L’intransigeance du régime peut se résumer dans leurs réactions et les actions:

– Des accusations non fondées et des réactions violentes contre l’opposition en générale et la CORED

– L’utilisation de l’opposition interne du régime contre la CORED.

– Voulant attirer des membres de la CORED dans le pays pour les assassiner en convoquant un dialogue national qui a été d’ailleurs sans effet.
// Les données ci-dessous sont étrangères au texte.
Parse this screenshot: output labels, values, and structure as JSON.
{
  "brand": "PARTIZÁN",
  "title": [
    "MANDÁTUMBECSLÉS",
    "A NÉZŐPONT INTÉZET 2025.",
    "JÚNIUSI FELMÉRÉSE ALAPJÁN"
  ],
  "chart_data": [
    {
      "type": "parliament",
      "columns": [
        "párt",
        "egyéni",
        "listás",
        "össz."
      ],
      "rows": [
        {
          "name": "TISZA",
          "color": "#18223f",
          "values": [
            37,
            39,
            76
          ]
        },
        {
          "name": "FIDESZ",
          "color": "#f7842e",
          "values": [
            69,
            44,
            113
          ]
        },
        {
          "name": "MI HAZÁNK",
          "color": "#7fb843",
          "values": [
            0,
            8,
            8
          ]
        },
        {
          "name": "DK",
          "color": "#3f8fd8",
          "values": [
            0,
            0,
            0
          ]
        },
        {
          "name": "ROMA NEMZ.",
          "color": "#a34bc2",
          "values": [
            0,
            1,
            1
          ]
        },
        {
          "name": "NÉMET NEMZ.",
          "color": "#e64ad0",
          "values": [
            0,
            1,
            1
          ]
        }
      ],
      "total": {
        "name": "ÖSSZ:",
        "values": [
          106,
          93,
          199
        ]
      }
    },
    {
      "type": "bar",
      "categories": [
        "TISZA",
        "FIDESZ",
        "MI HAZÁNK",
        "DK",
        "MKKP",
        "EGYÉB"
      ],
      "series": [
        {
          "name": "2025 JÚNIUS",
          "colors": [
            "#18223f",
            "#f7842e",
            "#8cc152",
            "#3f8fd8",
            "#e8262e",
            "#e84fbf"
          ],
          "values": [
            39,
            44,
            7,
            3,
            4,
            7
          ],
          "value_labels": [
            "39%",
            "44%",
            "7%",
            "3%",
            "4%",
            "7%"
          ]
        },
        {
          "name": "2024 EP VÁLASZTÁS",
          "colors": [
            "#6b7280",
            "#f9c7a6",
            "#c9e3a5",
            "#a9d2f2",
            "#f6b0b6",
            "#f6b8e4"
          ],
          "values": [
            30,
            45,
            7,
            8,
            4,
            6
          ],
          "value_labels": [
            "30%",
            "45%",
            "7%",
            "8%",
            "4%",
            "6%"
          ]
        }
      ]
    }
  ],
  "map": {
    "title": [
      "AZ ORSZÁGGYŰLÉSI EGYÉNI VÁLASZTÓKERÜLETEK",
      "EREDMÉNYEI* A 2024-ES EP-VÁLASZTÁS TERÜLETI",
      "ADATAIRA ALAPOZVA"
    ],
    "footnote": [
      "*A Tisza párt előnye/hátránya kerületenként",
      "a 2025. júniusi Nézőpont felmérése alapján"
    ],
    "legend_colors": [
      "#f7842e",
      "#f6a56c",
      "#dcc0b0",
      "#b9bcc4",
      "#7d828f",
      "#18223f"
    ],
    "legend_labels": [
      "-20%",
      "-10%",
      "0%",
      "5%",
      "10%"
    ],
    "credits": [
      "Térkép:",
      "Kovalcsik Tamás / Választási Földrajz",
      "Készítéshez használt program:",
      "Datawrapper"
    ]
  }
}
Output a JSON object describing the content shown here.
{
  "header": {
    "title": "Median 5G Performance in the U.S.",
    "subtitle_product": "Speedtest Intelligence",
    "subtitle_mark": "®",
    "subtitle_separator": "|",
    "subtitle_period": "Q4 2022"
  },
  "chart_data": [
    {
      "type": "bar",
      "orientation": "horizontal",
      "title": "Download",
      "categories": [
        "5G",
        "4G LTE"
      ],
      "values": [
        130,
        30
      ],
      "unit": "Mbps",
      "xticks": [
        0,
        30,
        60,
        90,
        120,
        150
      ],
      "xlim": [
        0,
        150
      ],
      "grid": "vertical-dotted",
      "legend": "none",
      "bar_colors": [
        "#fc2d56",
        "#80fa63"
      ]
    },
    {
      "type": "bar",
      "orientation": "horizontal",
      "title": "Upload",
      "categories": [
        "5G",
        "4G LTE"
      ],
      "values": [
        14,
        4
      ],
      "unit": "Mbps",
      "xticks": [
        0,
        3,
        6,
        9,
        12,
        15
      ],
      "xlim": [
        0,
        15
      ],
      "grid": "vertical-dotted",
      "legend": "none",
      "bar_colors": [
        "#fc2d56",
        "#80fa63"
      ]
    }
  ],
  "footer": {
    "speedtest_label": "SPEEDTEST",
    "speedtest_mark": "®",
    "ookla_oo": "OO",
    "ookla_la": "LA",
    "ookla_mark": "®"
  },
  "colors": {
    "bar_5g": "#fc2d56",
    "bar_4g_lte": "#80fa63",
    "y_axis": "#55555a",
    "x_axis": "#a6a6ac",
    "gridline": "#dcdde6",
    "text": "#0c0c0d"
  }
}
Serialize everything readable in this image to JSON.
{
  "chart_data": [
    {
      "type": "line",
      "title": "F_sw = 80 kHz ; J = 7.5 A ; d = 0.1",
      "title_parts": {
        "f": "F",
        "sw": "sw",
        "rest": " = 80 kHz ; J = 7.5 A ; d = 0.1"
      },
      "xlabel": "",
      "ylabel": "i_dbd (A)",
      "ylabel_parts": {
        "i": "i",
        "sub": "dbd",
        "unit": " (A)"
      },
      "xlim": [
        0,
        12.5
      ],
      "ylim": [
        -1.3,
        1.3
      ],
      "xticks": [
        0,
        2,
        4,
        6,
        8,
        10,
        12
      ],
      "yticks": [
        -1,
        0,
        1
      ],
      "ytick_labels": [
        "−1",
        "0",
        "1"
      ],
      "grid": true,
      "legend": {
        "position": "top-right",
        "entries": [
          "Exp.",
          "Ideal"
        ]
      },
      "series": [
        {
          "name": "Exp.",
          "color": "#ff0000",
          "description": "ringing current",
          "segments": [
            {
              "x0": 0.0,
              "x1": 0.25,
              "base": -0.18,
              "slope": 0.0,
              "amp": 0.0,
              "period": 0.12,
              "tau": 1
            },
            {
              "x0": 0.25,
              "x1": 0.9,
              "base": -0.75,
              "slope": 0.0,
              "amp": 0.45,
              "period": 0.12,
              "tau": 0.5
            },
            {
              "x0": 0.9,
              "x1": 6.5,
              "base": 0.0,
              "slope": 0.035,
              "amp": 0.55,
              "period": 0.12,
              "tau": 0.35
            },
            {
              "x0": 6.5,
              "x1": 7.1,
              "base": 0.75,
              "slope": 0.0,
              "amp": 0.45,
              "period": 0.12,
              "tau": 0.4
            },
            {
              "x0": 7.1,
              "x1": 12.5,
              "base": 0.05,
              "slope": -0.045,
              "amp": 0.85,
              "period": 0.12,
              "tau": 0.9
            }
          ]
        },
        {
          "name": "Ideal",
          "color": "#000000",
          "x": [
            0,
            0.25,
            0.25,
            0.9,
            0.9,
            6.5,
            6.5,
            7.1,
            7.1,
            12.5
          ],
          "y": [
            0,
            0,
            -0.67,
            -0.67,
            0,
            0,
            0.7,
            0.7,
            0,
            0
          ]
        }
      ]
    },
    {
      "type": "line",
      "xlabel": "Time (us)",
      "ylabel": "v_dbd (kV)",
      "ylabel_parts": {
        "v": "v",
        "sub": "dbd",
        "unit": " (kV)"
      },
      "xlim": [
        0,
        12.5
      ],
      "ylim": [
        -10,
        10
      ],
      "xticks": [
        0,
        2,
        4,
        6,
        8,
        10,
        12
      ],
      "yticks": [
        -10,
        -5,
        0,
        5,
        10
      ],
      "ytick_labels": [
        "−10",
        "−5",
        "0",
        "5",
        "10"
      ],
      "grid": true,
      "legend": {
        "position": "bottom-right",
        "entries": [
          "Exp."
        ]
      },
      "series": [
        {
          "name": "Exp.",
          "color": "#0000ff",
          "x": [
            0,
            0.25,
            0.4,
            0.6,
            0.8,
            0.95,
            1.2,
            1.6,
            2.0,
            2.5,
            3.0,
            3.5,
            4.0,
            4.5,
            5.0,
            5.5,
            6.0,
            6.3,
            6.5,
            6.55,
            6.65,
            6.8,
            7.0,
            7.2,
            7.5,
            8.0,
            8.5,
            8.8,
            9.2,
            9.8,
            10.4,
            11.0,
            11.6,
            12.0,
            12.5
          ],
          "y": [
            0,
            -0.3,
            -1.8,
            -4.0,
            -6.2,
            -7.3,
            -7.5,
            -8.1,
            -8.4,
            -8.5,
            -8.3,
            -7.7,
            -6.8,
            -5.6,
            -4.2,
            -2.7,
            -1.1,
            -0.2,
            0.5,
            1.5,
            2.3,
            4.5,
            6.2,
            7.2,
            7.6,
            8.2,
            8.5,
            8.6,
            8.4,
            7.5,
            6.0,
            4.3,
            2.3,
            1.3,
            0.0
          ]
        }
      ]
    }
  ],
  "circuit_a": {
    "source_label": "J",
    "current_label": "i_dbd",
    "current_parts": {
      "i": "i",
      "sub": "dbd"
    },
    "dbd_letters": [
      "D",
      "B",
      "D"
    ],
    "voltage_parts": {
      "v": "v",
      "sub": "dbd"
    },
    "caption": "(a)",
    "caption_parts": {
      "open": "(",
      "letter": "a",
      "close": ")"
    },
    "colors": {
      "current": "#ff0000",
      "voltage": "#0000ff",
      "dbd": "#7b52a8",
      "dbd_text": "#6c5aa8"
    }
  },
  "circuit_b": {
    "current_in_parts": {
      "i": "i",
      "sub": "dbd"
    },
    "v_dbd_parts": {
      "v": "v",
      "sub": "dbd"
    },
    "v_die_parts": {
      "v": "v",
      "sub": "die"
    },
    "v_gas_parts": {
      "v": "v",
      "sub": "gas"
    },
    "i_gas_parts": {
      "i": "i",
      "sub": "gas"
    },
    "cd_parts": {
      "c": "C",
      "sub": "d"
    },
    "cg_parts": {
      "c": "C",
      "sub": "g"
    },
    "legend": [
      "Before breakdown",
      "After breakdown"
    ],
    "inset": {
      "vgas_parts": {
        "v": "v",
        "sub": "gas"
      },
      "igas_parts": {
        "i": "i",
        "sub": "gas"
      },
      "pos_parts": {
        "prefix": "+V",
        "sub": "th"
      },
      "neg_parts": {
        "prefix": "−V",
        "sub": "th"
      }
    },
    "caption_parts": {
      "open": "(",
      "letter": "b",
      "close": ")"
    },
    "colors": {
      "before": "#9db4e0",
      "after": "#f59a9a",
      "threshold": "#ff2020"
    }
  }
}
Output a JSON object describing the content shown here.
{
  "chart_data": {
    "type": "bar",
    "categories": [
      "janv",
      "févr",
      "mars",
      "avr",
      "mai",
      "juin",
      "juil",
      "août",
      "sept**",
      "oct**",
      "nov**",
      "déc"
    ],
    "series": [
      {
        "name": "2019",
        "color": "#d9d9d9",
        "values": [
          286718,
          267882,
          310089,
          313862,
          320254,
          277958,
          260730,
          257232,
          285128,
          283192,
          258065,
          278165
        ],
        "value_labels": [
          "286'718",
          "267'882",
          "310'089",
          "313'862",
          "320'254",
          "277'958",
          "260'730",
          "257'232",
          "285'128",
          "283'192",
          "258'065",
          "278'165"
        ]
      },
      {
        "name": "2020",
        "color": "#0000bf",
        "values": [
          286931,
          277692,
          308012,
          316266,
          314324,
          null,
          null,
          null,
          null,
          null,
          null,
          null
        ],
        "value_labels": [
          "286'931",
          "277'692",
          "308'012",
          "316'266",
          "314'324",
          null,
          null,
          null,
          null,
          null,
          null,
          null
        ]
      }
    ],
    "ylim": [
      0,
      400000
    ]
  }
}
– L’utilisation d’une fausse CORED pour créer de la confusion l’opinion publique nationale et internationale.

– L’organisation d’événements, et des dons comme stratégie de distraction: comme l’organisation de la CAN 2015, et de dons divers dont 3 million d’euros à une école de SAMBA pour le carnaval de RIO et dans un contexte économique difficile pour les populations équato-guinéennes.

– Accusant l’opposition d’avoir voulu importer le virus Ebola dans le pays, lors de la Coupe d’Afrique des Nations.

– Maintenant, c’est les manipulations lesquelles il existe déjà un groupe terroriste qui veut attaquer la Guinée équatoriale afin de contrôler d’avantage la peur.

Dans la base de ces considérations, notre organisation (la CORED) comme force politique d’avant-garde, nous restons mobilisé sur notre objectif principal qui est de restaurer un état de droit, et la démocratie en Guinée Equatoriale, en évitant tout effusion de sans de notre population ou de guerre.

L’année 2016 est une année d’élections, (la CORED) demande au Président OBIANG NGUEMA et son clan, de communiquer, et sans tarder, la date de la tenu des élections présidentielles.